Die Suizidraten unter trans* und nicht-binärgeschlechtlich empfindenden Menschen ist in den Reihen der queeren Communitys eklatant hoch. Die humanitär gebotene Regelung der Anliegen dieser Menschen ist deshalb keine Kür, sondern eine Pflichtaufgabe, deren Lösung die Bundesregierungen der letzten beiden Jahrzehnte versäumt haben. Drei Parteien haben bei der Wahl zum 20. Bundestag bemerkenswerte Stimmenzugewinne verzeichnen können. Zwei ihrer Bundestagsfraktionen haben kurz vor dem Ende der Legislaturperiode ihre nahezu identischen Anträge zur Einführung eines modernen Selbstbestimmungsgesetzes vorgelegt.

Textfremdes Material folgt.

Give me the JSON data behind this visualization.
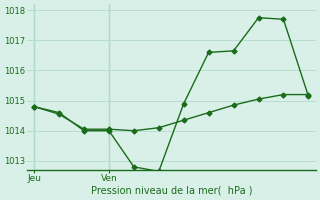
{
  "line1_x": [
    0,
    1,
    2,
    3,
    4,
    5,
    6,
    7,
    8,
    9,
    10,
    11
  ],
  "line1_y": [
    1014.8,
    1014.6,
    1014.0,
    1014.0,
    1012.8,
    1012.65,
    1014.9,
    1016.6,
    1016.65,
    1017.75,
    1017.7,
    1015.15
  ],
  "line2_x": [
    0,
    1,
    2,
    3,
    4,
    5,
    6,
    7,
    8,
    9,
    10,
    11
  ],
  "line2_y": [
    1014.8,
    1014.55,
    1014.05,
    1014.05,
    1014.0,
    1014.1,
    1014.35,
    1014.6,
    1014.85,
    1015.05,
    1015.2,
    1015.2
  ],
  "line_color": "#1a6b1a",
  "bg_color": "#d8f0e8",
  "grid_color": "#b8ddd0",
  "xlabel": "Pression niveau de la mer(  hPa )",
  "xlabel_color": "#1a6b1a",
  "tick_color": "#1a6b1a",
  "xtick_labels_pos": [
    0,
    3
  ],
  "xtick_labels_text": [
    "Jeu",
    "Ven"
  ],
  "xtick_vline_positions": [
    0,
    3
  ],
  "ylim": [
    1012.7,
    1018.2
  ],
  "yticks": [
    1013,
    1014,
    1015,
    1016,
    1017,
    1018
  ],
  "marker": "D",
  "marker_size": 2.5,
  "line_width": 1.0
}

Die größte der drei Parteien hatte als Teil der Bundesregierung in ihrem Ressort ebenfalls an einem eigenen Entwurf gearbeitet, ohne ihn jedoch bis zur Beschlussreife zu bringen, und schließlich ganz auf Eis gelegt. Ähnlich wie im Vorfeld der sogenannten „Ehe für alle“ gibt eine Mehrheit der Bundesbürger*innen in Umfragen an, keine Probleme damit zu haben, trans*geschlechtlichen Menschen mehr Selbstbestimmung über sich selbst einzuräumen, und die Wähler*innen haben schließlich sogar zwei trans* Frauen in den Bundestag entsendet. Nun stehen also politisch wie gesellschaftlich alle Signale auf „Go“, um endlich in einem wesentlichen queerpolitischen Handlungsfeld die lang vertane Reform nachzuholen und eine von vielen Seiten gerügten Rechtspraxis zu ändern, die für Deutschland schon lange kein Ruhmesblatt mehr ist. Es ist höchste Zeit dafür.